Harvey Weinstein reaches tentative $44m compensation deal with sexual assault accusers, film studio: reports

If finalized, the deal will help resolve a civil rights lawsuit filed by the New York attorney general’s office last year that accuses the company's executives and board of failing to protect employees from a hostile work environment and Weinstein’s sexual misconduct.


                            Harvey Weinstein reaches tentative $44m compensation deal with sexual assault accusers, film studio: reports

NEW YORK : A tentative deal has been reached to settle multiple lawsuits brought against the television and film company co-founded by Harvey Weinstein, who has been accused of sexual misconduct by scores of women.

Attorneys involved in the negotiations told a federal bankruptcy court judge during a hearing in Wilmington, Delaware, Thursday that a breakthrough in a still-unfinished mediation had put a settlement within reach. "We now have an economic agreement in principle that is supported by the plaintiffs, the AG's office, the defendants and all of the insurers that, if approved, would provide significant compensation to victims, creditors and the estate, and allow the parties to avoid years of costly, time-consuming and uncertain litigation on all sides," Adam Harris, a lawyer for studio co-founder Bob Weinstein, told a bankruptcy court judge in Wilmington, Delaware, on Thursday.

The amount of the deal wasn't revealed in court, but a person familiar with the negotiations told The Associated Press it was worth $44 million. The person wasn't authorized to reveal details of the discussions and spoke on condition of anonymity.

The deal will help resolve a civil rights lawsuit filed by the New York attorney general’s office last year that accuses the company's executives and board of failing to protect employees from a hostile work environment and Weinstein’s sexual misconduct.(Getty Images)

The size of the settlement was first reported by The Wall Street Journal. Under the proposed settlement, which has not been finalized, $30 million would be paid to the plaintiffs --  which includes former employees of Weinstein Co. -- and $14 million would go to pay legal fees, with the funds coming from insurance policies, The Wall Street Journal reported.

He cautioned that there was still "a lot of work here to do."

"But," he added, "I personally am very optimistic."

Advisers to Weinstein Co. still need to approve the deal. If finalized, the deal will help resolve a civil rights lawsuit filed by the New York attorney general’s office last year that accuses the company's executives and board of failing to protect employees from a hostile work environment and Weinstein’s sexual misconduct.

The New York attorney general's office declined to comment on the amount of the settlement.

More than 15 lawsuits have been filed accusing Harvey Weinstein or the company of misconduct. The settlement would cover many of them, including a class action by alleged victims and a suit by the New York attorney general.

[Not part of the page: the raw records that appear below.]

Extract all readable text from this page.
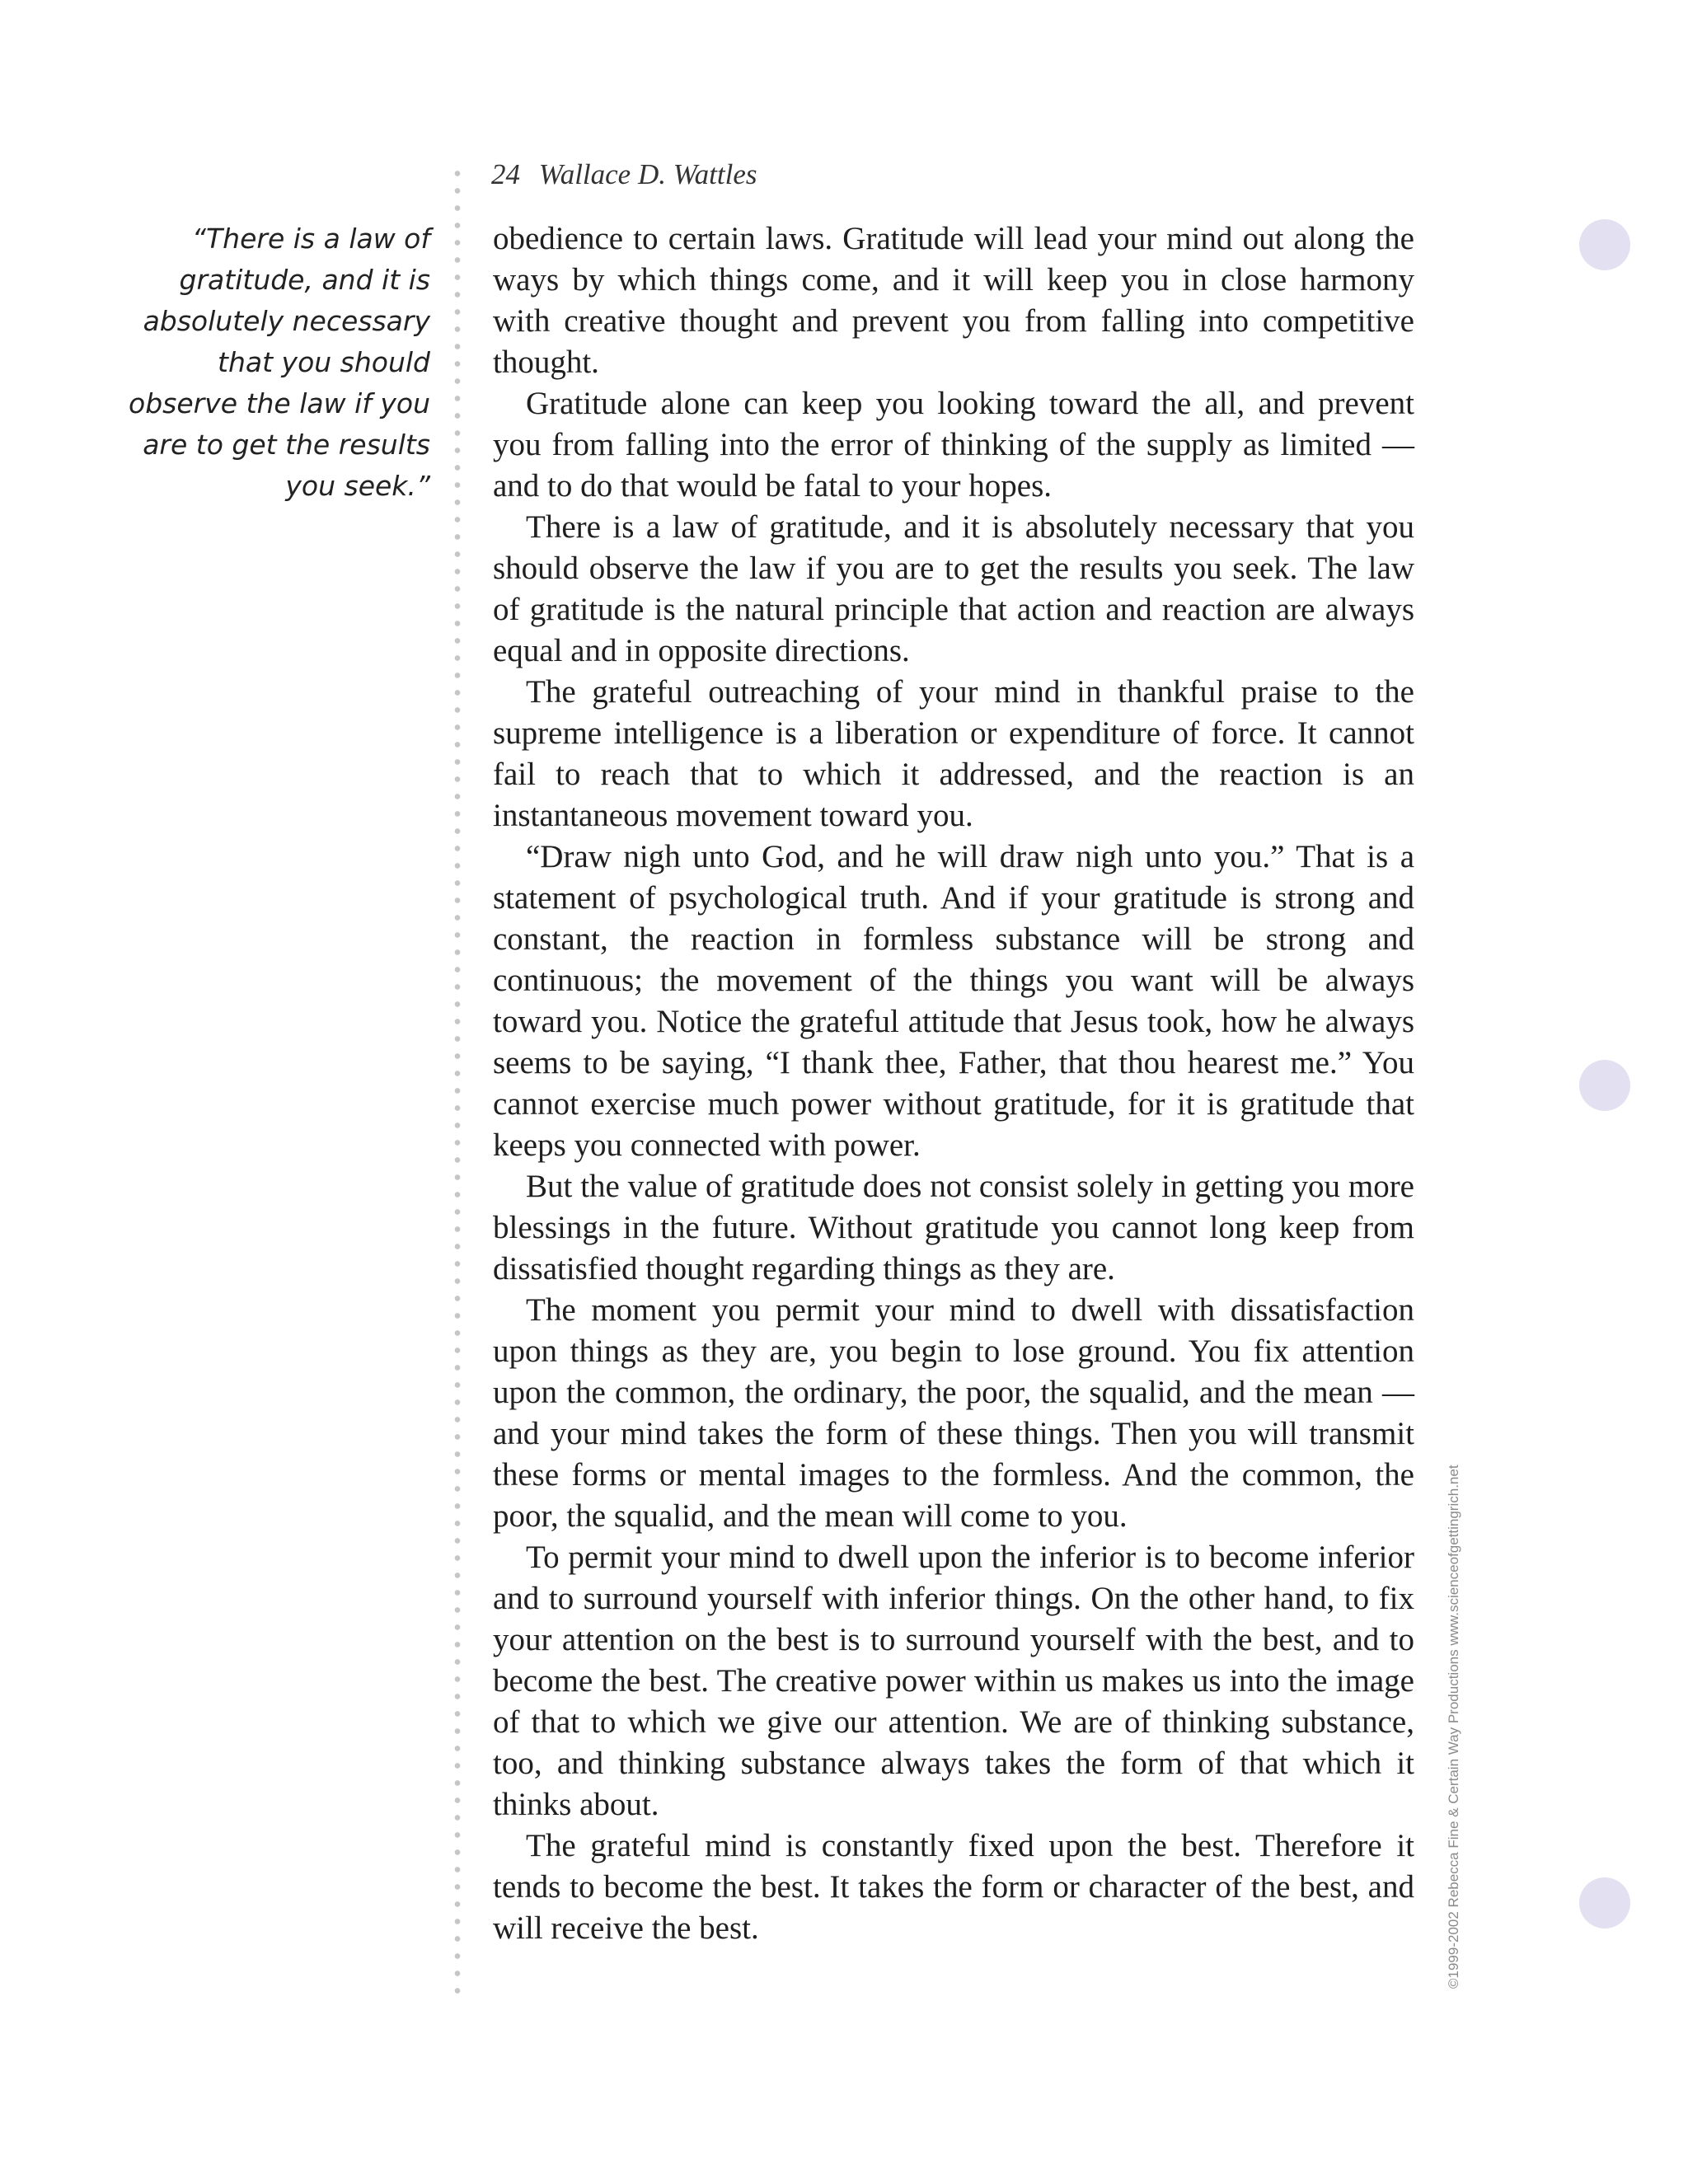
24 Wallace D. Wattles
“There is a law of gratitude, and it is absolutely necessary that you should observe the law if you are to get the results you seek.”

obedience to certain laws. Gratitude will lead your mind out along the ways by which things come, and it will keep you in close harmony with creative thought and prevent you from falling into competitive thought.

Gratitude alone can keep you looking toward the all, and prevent you from falling into the error of thinking of the supply as limited — and to do that would be fatal to your hopes.

There is a law of gratitude, and it is absolutely necessary that you should observe the law if you are to get the results you seek. The law of gratitude is the natural principle that action and reaction are always equal and in opposite directions.

The grateful outreaching of your mind in thankful praise to the supreme intelligence is a liberation or expenditure of force. It cannot fail to reach that to which it addressed, and the reaction is an instantaneous movement toward you.

“Draw nigh unto God, and he will draw nigh unto you.” That is a statement of psychological truth. And if your gratitude is strong and constant, the reaction in formless substance will be strong and continuous; the movement of the things you want will be always toward you. Notice the grateful attitude that Jesus took, how he always seems to be saying, “I thank thee, Father, that thou hearest me.” You cannot exercise much power without gratitude, for it is gratitude that keeps you connected with power.

But the value of gratitude does not consist solely in getting you more blessings in the future. Without gratitude you cannot long keep from dissatisfied thought regarding things as they are.

The moment you permit your mind to dwell with dissatisfaction upon things as they are, you begin to lose ground. You fix attention upon the common, the ordinary, the poor, the squalid, and the mean — and your mind takes the form of these things. Then you will transmit these forms or mental images to the formless. And the common, the poor, the squalid, and the mean will come to you.

To permit your mind to dwell upon the inferior is to become inferior and to surround yourself with inferior things. On the other hand, to fix your attention on the best is to surround yourself with the best, and to become the best. The creative power within us makes us into the image of that to which we give our attention. We are of thinking substance, too, and thinking substance always takes the form of that which it thinks about.

The grateful mind is constantly fixed upon the best. Therefore it tends to become the best. It takes the form or character of the best, and will receive the best.	©1999-2002 Rebecca Fine & Certain Way Productions www.scienceofgettingrich.net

The class-action complaint accuses the company of operating like an organized crime group to conceal widespread sexual harassment and assaults.

Harvey Weinstein exits a court hearing at New York Criminal Court, December 20, 2018 in New York City. Weinstein's legal team is expected to try to convince a judge that the sexual assault charges against Weinstein should be dropped and the case thrown out.(Getty Images)

The scandal forced the studio into bankruptcy.

Weinstein also faces criminal charges in New York of rape and performing a forcible sex act. His trial is scheduled to begin in September.

He denies all allegations of nonconsensual sex.

An attorney who represents unsecured creditors in the bankruptcy of the Weinstein film studio, Robert Feinstein, told U.S. Bankruptcy Court Judge Mary Walrath that mediation talks that had broken down a few months ago had recently been restarted.

A global settlement of the class action lawsuit and all other legal action against the Weinstein Co. seemed to become possible only in the past few days, he said, though he cautioned that many details remained to be resolved.

"I think we are poised to get there. I can't assure the court that we will," he said.

Harris said the settlement was complex due to the number of claims, and insurance companies, involved.

"We're dealing with potential claims here that go back . More than 25 years," he said, adding that the nature of the allegations had also made for "a highly charged environment, with very strong feelings on all sides."